Absolute markets as opposed to relative markets such as forex do tend to fall faster than they rise. Is there any advantage for a short term, say 1 min or 5 min chart trader to only look to sell these markets? If you're looking to improve the probability of your trades would this help?
One has to be a master-trader to be able to profit consistently well from very small timeframes, it gets easier during periods of high volatility but still no walk in the park.
My guess is probably not, overall ... by the time you allow for the fact that they're harder to trade (for most aspiring traders, anyway), and the fact that the markets that do fall faster than they rise are rising for a higher proportion of the time (i.e. trade availability is effectively reduced anyway). Interesting question, though ... and I might be wrong, too.
Absolutely, the short timeframes allow you to be in and out of the market and it provides more trades, a 1m you can expect 1-2 high probability trades per day, 1s-10s around 7-10 of them. Trading short only is a strategy, collapses generally but not always are faster than the climb, but it makes more sense to be trend neutral as it allows you to see direction in higher timeframes. The 1m and sub timeframes such 1s, you have very small windows of trade entry, otherwise you get caught up in the whipsaw which are designed to test that you entered at the correct point in time and correct price. Actually that happens at the higher timeframes but you have more margin of error. Then on top of that you need some serious hardware, the lower timeframes everything recalcs faster and with increased volatility most computers become overloaded freezing, it then takes some time to catch up to realtime, normally when the volatility has dropped. Had the specialists build a special watercooled box with 4x34" widescreens, watching the @CL at 1s and 4tick charts updating in realtiem is a thing of beauty.
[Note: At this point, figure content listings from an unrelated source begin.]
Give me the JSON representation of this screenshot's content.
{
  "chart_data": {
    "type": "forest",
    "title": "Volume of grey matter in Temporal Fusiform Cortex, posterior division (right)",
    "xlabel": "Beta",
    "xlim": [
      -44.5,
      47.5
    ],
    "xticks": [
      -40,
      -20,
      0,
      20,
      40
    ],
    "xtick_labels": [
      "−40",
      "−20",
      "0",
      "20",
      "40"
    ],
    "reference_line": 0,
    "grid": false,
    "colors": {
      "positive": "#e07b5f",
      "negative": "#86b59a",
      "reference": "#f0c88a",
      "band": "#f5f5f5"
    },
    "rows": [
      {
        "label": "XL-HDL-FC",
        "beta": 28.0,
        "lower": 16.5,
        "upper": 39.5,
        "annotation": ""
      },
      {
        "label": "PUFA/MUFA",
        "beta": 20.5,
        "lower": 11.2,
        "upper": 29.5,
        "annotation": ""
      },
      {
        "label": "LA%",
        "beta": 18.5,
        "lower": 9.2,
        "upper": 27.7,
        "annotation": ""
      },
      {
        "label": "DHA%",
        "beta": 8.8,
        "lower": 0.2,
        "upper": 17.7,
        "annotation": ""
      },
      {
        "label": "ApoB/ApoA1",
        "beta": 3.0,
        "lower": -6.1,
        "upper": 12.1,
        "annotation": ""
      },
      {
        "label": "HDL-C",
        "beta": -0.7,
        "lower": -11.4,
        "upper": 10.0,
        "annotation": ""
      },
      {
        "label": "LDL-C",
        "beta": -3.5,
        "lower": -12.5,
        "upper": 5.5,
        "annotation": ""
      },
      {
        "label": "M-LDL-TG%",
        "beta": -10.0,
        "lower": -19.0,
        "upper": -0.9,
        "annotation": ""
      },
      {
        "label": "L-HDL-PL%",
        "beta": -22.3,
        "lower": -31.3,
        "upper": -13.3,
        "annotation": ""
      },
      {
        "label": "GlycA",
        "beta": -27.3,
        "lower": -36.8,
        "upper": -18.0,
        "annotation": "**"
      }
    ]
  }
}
Yes it's possible, but most can't, you need sub-conscious training to execute the trades at the very low timeframes with 99.99% accuracy and zero hesitation. Basically 100% confidence in your plan, your hardware, your data feeds, and yourself, otherwise you will miss the entry and exit and be whipsawed out. In essence your entry window is your timeframe, so for 1m you have an optimal entry of 1m, and a secondary entry of 30s. Outside of this your trade probability starts to drop off a cliff which is why most go with 1hr+, they have time to think.
The insight is sound but there are two currents your swimming upstream into. First, as Xela mentioned there is an upward bias to the market overall. Second, the most a stock can fall is 100%, but it can go up many thousand percent.
You really did miss the point didn't you, this is about short timeframes so will have some fun. 1. Short timeframes don't care about the bias hence -why- they are short timeframes, the difference is that you 'might' get caught in the swing move to make a higher multiple 2. Unless you are talking about penny stocks, over a short timeframe a trading entity will -not- move 1,000% Which takes the thread perfectly to https://www.elitetrader.com/et/thre...ressure-on-indices.302676/page-4#post-4329532 as with 99% of traders they mix long term strategies (1) with short term timeframes (5), and eventually get the average of (3)!
The bias up hits you no matter what, it's there every minute the market trades, you can just minimize it by not being in the market all the time. The fact that there's limited downside and virtually unlimited upside also impacts you regardless of timeframe. Just pointing out things to look at, not claiming some universal truth and certainly not missing your point.